Ho visto molte strade d’Europa prima di avere vent’anni. Poi sono stato a Goa, a Taos, a Eshfahan, ho visto grandi architetture antiche, udito suoni estinti, bevuto e mangiato con le mani l’offerta di silenziosi ospiti dagli sguardi eloquenti quanto discreti. So di avere compiuto un cammino privilegiato al quale ho tentato di restare fedele, offrendo da mangiare ad ogni visitatore, rispettando ed amando le regole del canto intonato, ritmato nel tempo. Ho allevato bambini e continuo a farlo.

Viaggiare attraverso il mondo è sempre stato una follia. Troppe le dispersioni, troppe le inefficienze di una vita da viaggiatore, eppoi attraversando lo spazio il tempo accelera, e la vita è già troppo corta.
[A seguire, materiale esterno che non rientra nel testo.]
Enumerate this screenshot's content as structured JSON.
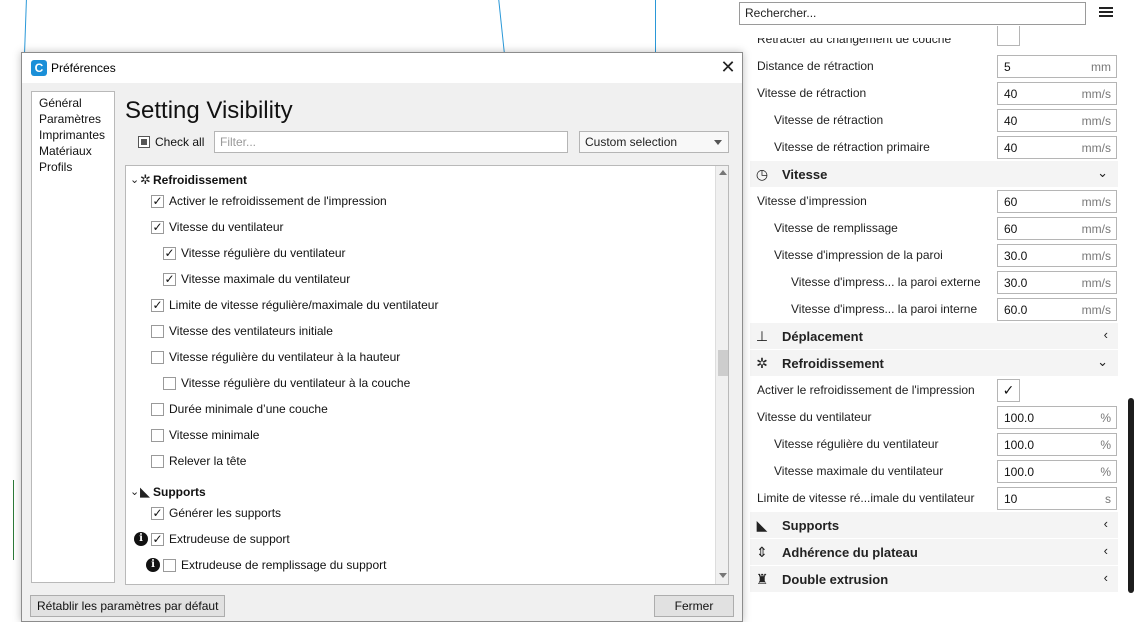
{
  "panel": {
    "search_placeholder": "Rechercher...",
    "partial_label": "Rétracter au changement de couche",
    "rows_top": [
      {
        "label": "Distance de rétraction",
        "value": "5",
        "unit": "mm"
      },
      {
        "label": "Vitesse de rétraction",
        "value": "40",
        "unit": "mm/s"
      },
      {
        "label": "Vitesse de rétraction",
        "value": "40",
        "unit": "mm/s"
      },
      {
        "label": "Vitesse de rétraction primaire",
        "value": "40",
        "unit": "mm/s"
      }
    ],
    "cat_vitesse": {
      "title": "Vitesse",
      "arrow": "expanded"
    },
    "rows_vitesse": [
      {
        "label": "Vitesse d’impression",
        "value": "60",
        "unit": "mm/s"
      },
      {
        "label": "Vitesse de remplissage",
        "value": "60",
        "unit": "mm/s"
      },
      {
        "label": "Vitesse d'impression de la paroi",
        "value": "30.0",
        "unit": "mm/s"
      },
      {
        "label": "Vitesse d'impress... la paroi externe",
        "value": "30.0",
        "unit": "mm/s"
      },
      {
        "label": "Vitesse d'impress... la paroi interne",
        "value": "60.0",
        "unit": "mm/s"
      }
    ],
    "cat_deplacement": {
      "title": "Déplacement"
    },
    "cat_refroid": {
      "title": "Refroidissement"
    },
    "row_cooling_enable": {
      "label": "Activer le refroidissement de l'impression",
      "check": "✓"
    },
    "rows_refroid": [
      {
        "label": "Vitesse du ventilateur",
        "value": "100.0",
        "unit": "%"
      },
      {
        "label": "Vitesse régulière du ventilateur",
        "value": "100.0",
        "unit": "%"
      },
      {
        "label": "Vitesse maximale du ventilateur",
        "value": "100.0",
        "unit": "%"
      },
      {
        "label": "Limite de vitesse ré...imale du ventilateur",
        "value": "10",
        "unit": "s"
      }
    ],
    "cat_supports": {
      "title": "Supports"
    },
    "cat_adherence": {
      "title": "Adhérence du plateau"
    },
    "cat_double": {
      "title": "Double extrusion"
    }
  },
  "dialog": {
    "title": "Préférences",
    "nav": [
      "Général",
      "Paramètres",
      "Imprimantes",
      "Matériaux",
      "Profils"
    ],
    "heading": "Setting Visibility",
    "check_all_label": "Check all",
    "filter_placeholder": "Filter...",
    "combo_value": "Custom selection",
    "cat_refroid": "Refroidissement",
    "cat_supports": "Supports",
    "items_refroid": [
      {
        "label": "Activer le refroidissement de l'impression",
        "checked": "✓"
      },
      {
        "label": "Vitesse du ventilateur",
        "checked": "✓"
      },
      {
        "label": "Vitesse régulière du ventilateur",
        "checked": "✓"
      },
      {
        "label": "Vitesse maximale du ventilateur",
        "checked": "✓"
      },
      {
        "label": "Limite de vitesse régulière/maximale du ventilateur",
        "checked": "✓"
      },
      {
        "label": "Vitesse des ventilateurs initiale",
        "checked": ""
      },
      {
        "label": "Vitesse régulière du ventilateur à la hauteur",
        "checked": ""
      },
      {
        "label": "Vitesse régulière du ventilateur à la couche",
        "checked": ""
      },
      {
        "label": "Durée minimale d’une couche",
        "checked": ""
      },
      {
        "label": "Vitesse minimale",
        "checked": ""
      },
      {
        "label": "Relever la tête",
        "checked": ""
      }
    ],
    "items_supports": [
      {
        "label": "Générer les supports",
        "checked": "✓"
      },
      {
        "label": "Extrudeuse de support",
        "checked": "✓"
      },
      {
        "label": "Extrudeuse de remplissage du support",
        "checked": ""
      }
    ],
    "info_glyph": "i",
    "reset_button": "Rétablir les paramètres par défaut",
    "close_button": "Fermer"
  }
}
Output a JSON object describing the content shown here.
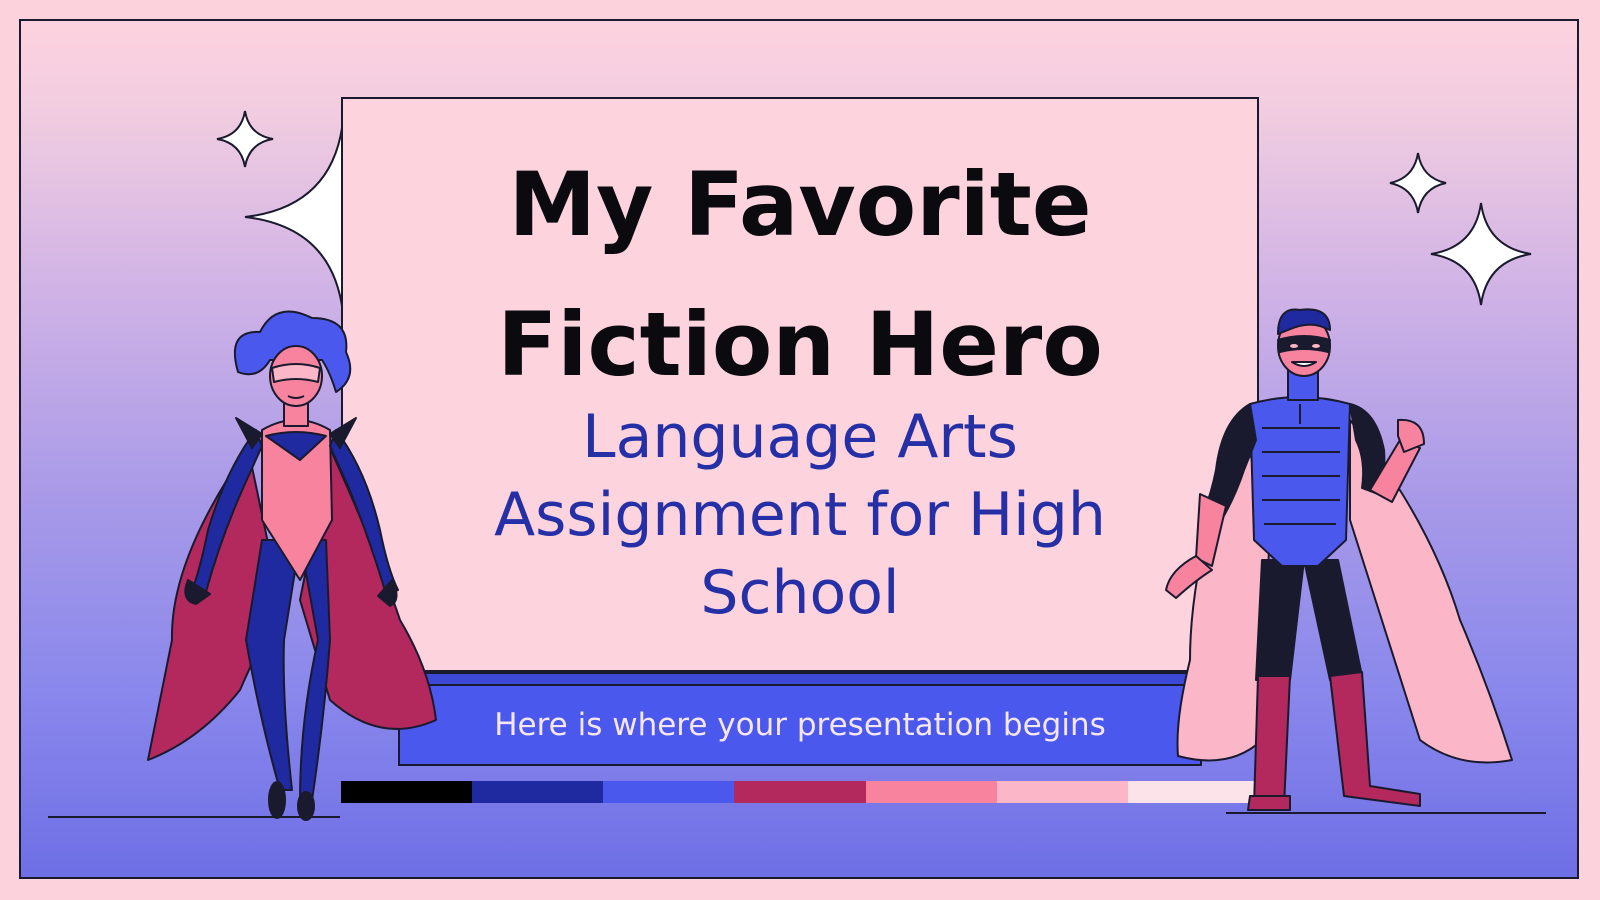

La mia esistenza si svolge fra la stanza dei bambini e la cucina, ed è perfetta così. L’orto dovrebbe forse essere più grande, per avere la possibilità di lasciar entrare la vita selvaggia, ma anche l’ordine e la pulizia sono benedizioni del cielo.

Sono abbastanza vecchio da sapere di aver sprecato molto tempo, senza aprirmi ad una esperienza sufficiente e nemmeno ad una intelligenza degna, ma so che valore ha il mondo, so che valore ha per i suoi abitanti. Ogni viaggio è una peregrinazione verso il proprio cuore, cammino infido e carico di accidenti inaspettati, così come di trappole in cui desideriamo cadere. Ogni mondo è una mappa della nostra nozione dell’universo, e nel mondo siamo irrilevanti.

La mia lunga pratica seduto per terra mi ha insegnato due cose: il mio corpo è sempre esteso oltre la mia capacità di visione e la speranza è sempre abbastanza vicina da tendermi la mano. Resto in esercizio, nelle mie quotidiane faccende, abbastanza da tenere la mente occupata ed il cuore flessibile. Ma non c’è più nulla che il mondo fuori dal mio giardino può fornire che sia utile a prepararmi alla morte. Le poche foglie che il vento porta bastano per il mio fuoco.